Das Beschwerdeverfahren ist gerichtskostenfrei; außergerichtliche Kosten werden nicht erstattet.
Gründe
Die Beschwerde gegen die Ablehnung von Prozesskostenhilfe für die Durchführung des erstinstanzlichen Klageverfahrens hat keinen Erfolg.

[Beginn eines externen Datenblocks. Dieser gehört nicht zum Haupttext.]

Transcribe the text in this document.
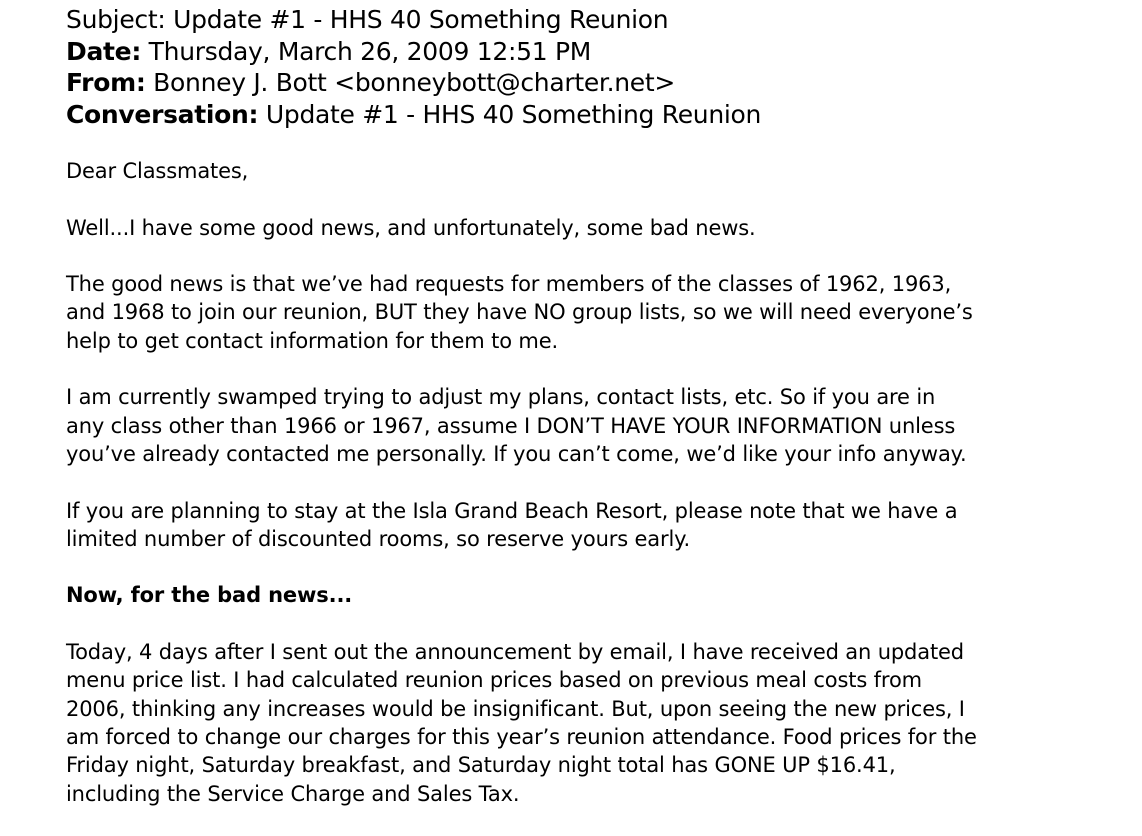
Subject: Update #1 - HHS 40 Something Reunion
Date: Thursday, March 26, 2009 12:51 PM
From: Bonney J. Bott <bonneybott@charter.net>
Conversation: Update #1 - HHS 40 Something Reunion

Dear Classmates,

Well...I have some good news, and unfortunately, some bad news.

The good news is that we’ve had requests for members of the classes of 1962, 1963,
and 1968 to join our reunion, BUT they have NO group lists, so we will need everyone’s
help to get contact information for them to me.

I am currently swamped trying to adjust my plans, contact lists, etc. So if you are in
any class other than 1966 or 1967, assume I DON’T HAVE YOUR INFORMATION unless
you’ve already contacted me personally. If you can’t come, we’d like your info anyway.

If you are planning to stay at the Isla Grand Beach Resort, please note that we have a
limited number of discounted rooms, so reserve yours early.

Now, for the bad news...

Today, 4 days after I sent out the announcement by email, I have received an updated
menu price list. I had calculated reunion prices based on previous meal costs from
2006, thinking any increases would be insignificant. But, upon seeing the new prices, I
am forced to change our charges for this year’s reunion attendance. Food prices for the
Friday night, Saturday breakfast, and Saturday night total has GONE UP $16.41,
including the Service Charge and Sales Tax.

Der Senat hat lediglich darüber zu entscheiden, ob der Klägerin Prozesskostenhilfe für ihre auf Leistung eines höheren Wohngeldes gerichtete Klage zu gewähren ist. Auf die Beschwerde im Prozesskostenhilfeverfahren ist zu überprüfen, ob das Verwaltungsgericht die beantragte Prozesskostenhilfe zu Recht abgelehnt hat. Dementsprechend ist Gegenstand der Beschwerde nur das, was von der Prüfung des Verwaltungsgerichts im Prozesskostenhilfeverfahren umfasst war. Das war aber nur der Anspruch auf eine höhere Wohngeldleistung. Hinsichtlich der mit Schriftsatz vom 3. Juni 2022 - nach Rechtshängigkeit der Beschwerde und im Übrigen ausschließlich gegenüber dem Verwaltungsgericht - erklärten Erweiterung des Streitgegenstandes, den bewilligten Wohngeldbetrag ohne Aufrechnung auszuzahlen, fehlt es an einer erstinstanzlichen Entscheidung, die zur Überprüfung durch den Senat gestellt werden könnte. Insoweit ist die Klägerin gehalten, ihren Anspruch auf Gewährung von Prozesskostenhilfe gegenüber dem Verwaltungsgericht geltend zu machen.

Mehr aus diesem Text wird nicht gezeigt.